Still more striking is the expression of this fact in the proverbs of all
nations, which are always the literature of reason, or the statements of an
absolute truth without qualification. Proverbs, like the sacred books of each
nation, are the sanctuary of the intuitions. That which the droning world,
chained to appearances, will not allow the realist to say in his own words, it
will suffer him to say in proverbs without contradiction. And this law of laws,
which the pulpit, the senate and the college deny, is hourly preached in all
markets and workshops by flights of proverbs, whose teaching is as true and as
omnipresent as that of birds and flies.
All things are double, one against another.--Tit for tat; an eye for an eye; a
tooth for a tooth; blood for blood; measure for measure; love for love.--Give
and it shall be given you.--He that watereth shall be watered himself.-- What
will you have? quoth God; pay for it and take it.-- Nothing venture, nothing
have.--Thou shalt be paid exactly for what thou hast done, no more, no
less.--Who doth not work shall not eat.--Harm watch, harm catch. --Curses always
recoil on the head of him who imprecates them.--If you put a chain around the
neck of a slave, the other end fastens itself around your own.--Bad counsel
confounds the adviser. --The Devil is an ass.
It is thus written, because it is thus in life. Our action is overmastered and
characterized above our will by the law of nature. We aim at a petty end quite
aside from the public good, but our act arranges itself by irresistible
magnetism in a line with the poles of the world.

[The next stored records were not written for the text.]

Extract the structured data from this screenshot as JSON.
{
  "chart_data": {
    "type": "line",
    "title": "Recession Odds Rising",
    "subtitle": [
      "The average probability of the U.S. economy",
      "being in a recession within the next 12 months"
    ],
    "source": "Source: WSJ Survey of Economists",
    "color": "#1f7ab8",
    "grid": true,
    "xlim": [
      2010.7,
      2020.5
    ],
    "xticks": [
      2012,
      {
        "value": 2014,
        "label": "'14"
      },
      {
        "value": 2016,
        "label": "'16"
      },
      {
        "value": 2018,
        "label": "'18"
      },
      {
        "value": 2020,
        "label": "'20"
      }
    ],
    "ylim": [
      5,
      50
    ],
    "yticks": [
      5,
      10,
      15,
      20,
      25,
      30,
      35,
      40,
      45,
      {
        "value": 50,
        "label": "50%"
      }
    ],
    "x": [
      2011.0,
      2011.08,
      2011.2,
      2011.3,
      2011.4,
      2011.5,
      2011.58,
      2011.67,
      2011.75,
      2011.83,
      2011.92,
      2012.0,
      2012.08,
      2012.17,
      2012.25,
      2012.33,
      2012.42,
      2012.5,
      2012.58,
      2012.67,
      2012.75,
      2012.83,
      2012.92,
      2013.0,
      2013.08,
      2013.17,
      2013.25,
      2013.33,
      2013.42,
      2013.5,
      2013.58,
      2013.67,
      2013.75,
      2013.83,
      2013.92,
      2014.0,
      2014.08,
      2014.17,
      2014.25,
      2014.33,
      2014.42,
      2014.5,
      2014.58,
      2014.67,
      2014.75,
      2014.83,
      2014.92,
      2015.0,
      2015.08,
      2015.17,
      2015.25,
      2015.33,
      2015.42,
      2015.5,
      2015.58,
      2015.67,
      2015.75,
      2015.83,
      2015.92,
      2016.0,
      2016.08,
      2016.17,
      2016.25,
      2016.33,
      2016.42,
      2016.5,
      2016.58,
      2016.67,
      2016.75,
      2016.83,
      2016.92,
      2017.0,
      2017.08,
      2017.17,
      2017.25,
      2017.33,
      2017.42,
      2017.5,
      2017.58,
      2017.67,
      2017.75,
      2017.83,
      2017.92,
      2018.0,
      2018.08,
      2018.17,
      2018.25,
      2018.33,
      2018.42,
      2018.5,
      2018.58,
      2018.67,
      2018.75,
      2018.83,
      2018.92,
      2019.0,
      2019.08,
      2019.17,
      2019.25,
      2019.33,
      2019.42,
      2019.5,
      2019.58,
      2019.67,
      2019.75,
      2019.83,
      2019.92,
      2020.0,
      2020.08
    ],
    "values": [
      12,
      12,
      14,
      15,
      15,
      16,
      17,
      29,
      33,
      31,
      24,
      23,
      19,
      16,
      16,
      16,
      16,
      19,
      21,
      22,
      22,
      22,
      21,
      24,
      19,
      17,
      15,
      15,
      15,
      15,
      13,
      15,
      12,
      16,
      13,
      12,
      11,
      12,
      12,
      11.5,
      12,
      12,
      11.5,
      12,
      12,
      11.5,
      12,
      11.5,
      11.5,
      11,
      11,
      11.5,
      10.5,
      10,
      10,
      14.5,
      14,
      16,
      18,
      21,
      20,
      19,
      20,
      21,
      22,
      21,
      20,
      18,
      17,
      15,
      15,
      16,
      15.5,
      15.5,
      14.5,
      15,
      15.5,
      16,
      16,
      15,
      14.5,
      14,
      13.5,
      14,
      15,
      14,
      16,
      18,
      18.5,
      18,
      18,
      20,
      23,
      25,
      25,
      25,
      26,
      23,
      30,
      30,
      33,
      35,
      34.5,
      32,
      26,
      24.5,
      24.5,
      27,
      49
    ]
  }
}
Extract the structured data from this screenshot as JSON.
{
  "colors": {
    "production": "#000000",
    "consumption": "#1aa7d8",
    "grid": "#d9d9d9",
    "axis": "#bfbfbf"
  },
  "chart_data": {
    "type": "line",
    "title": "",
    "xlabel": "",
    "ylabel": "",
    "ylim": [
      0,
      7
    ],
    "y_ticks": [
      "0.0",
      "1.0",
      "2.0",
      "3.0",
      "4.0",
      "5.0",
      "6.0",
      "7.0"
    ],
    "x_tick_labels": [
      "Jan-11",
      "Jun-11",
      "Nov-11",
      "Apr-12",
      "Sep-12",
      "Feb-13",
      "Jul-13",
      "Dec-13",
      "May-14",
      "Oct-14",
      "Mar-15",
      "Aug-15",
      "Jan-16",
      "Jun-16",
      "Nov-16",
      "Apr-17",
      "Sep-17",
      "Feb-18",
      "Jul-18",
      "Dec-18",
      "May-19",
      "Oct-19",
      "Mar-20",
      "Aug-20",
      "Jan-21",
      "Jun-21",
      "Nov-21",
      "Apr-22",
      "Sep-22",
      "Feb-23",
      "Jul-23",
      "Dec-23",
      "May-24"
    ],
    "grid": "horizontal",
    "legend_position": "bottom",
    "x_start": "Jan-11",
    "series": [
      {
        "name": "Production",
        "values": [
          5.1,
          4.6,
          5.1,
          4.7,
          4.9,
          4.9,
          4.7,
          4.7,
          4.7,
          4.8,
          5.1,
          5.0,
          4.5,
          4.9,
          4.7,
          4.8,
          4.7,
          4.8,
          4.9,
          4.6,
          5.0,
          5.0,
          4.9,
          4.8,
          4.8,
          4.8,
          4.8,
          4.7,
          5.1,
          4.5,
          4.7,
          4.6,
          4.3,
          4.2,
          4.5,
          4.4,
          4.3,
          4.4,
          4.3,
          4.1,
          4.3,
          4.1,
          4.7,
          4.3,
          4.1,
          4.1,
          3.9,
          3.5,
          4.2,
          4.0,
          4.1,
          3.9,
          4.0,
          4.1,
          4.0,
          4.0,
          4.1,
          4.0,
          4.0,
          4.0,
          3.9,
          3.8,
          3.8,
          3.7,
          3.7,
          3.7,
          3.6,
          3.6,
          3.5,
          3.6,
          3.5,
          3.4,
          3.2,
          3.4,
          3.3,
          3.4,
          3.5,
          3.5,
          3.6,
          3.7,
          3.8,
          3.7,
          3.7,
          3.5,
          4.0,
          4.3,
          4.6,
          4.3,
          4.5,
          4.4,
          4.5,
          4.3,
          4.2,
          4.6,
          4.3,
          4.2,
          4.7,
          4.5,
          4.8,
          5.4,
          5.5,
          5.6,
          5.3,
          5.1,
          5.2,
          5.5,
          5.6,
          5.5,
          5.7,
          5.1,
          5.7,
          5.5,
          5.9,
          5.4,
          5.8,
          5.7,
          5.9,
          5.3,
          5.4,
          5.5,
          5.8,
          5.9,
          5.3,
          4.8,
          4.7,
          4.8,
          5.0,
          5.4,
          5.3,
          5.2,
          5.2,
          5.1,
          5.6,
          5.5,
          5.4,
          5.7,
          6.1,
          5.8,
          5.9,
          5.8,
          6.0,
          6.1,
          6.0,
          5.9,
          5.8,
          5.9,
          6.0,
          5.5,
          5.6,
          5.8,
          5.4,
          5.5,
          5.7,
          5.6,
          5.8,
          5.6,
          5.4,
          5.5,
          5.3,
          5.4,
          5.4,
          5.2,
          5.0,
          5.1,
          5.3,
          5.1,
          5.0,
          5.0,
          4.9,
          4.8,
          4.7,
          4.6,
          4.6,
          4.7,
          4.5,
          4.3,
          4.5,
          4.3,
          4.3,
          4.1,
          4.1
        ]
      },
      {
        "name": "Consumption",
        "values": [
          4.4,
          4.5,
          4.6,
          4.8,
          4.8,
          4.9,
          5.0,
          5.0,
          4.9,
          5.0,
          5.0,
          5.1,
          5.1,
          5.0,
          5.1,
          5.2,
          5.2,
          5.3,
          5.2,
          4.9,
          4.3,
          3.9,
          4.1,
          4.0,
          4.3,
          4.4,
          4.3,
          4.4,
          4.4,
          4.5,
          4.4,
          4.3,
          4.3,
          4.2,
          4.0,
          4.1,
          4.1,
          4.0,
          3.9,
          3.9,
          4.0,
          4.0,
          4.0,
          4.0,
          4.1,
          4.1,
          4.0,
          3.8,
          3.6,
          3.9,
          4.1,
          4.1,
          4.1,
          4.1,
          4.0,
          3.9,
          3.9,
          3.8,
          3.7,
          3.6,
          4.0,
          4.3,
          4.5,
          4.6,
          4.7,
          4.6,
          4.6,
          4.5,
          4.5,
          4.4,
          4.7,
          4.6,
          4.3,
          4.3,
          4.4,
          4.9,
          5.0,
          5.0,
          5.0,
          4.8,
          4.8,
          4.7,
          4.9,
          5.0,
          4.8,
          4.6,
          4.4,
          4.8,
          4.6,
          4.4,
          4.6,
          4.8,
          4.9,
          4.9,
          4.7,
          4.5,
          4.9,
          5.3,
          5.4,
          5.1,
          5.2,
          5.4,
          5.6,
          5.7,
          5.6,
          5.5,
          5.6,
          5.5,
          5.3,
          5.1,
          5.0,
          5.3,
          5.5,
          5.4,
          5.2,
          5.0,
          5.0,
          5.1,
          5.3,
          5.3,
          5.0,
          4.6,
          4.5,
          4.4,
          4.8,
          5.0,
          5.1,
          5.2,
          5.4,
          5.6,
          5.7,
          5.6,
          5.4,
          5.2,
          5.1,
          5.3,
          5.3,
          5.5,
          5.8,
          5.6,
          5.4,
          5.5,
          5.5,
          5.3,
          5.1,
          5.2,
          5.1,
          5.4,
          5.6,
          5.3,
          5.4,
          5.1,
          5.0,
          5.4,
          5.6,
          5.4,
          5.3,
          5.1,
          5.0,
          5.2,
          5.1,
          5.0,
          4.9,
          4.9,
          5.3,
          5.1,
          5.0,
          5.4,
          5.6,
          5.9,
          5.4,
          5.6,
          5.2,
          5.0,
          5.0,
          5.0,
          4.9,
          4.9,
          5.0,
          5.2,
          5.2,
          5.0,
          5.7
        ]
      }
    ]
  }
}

A man cannot speak but he judges himself. With his will or against his will he
draws his portrait to the eye of his companions by every word. Every opinion
reacts on him who utters it. It is a thread-ball thrown at a mark, but the other
end remains in the thrower's bag. Or rather it is a harpoon hurled at the whale,
unwinding, as it flies, a coil of cord in the boat, and, if the harpoon is not
good, or not well thrown, it will go nigh to cut the steersman in twain or to
sink the boat.
You cannot do wrong without suffering wrong. "No man had ever a point of pride
that was not injurious to him," said Burke. The exclusive in fashionable life
does not see that he excludes himself from enjoyment, in the attempt to
appropriate it. The exclusionist in religion does not see that he shuts the door
of heaven on himself, in striving to shut out others. Treat men as pawns and
ninepins and you shall suffer as well as they. If you leave out their heart, you
shall lose your own. The senses would make things of all persons; of women, of
children, of the poor. The vulgar proverb, "I will get it from his purse or get
it from his skin," is sound philosophy.
All infractions of love and equity in our social relations are speedily
punished. They are punished by fear. Whilst I stand in simple relations to my
fellow-man, I have no displeasure in meeting him. We meet as water meets water,
or as two currents of air mix, with perfect diffusion and interpenetration of
nature. But as soon as there is any departure from simplicity, and attempt at
halfness, or good for me that is not good for him, my neighbor feels the wrong;
he shrinks from me as far as I have shrunk from him; his eyes no longer seek
mine; there is war between us; there is hate in him and fear in me.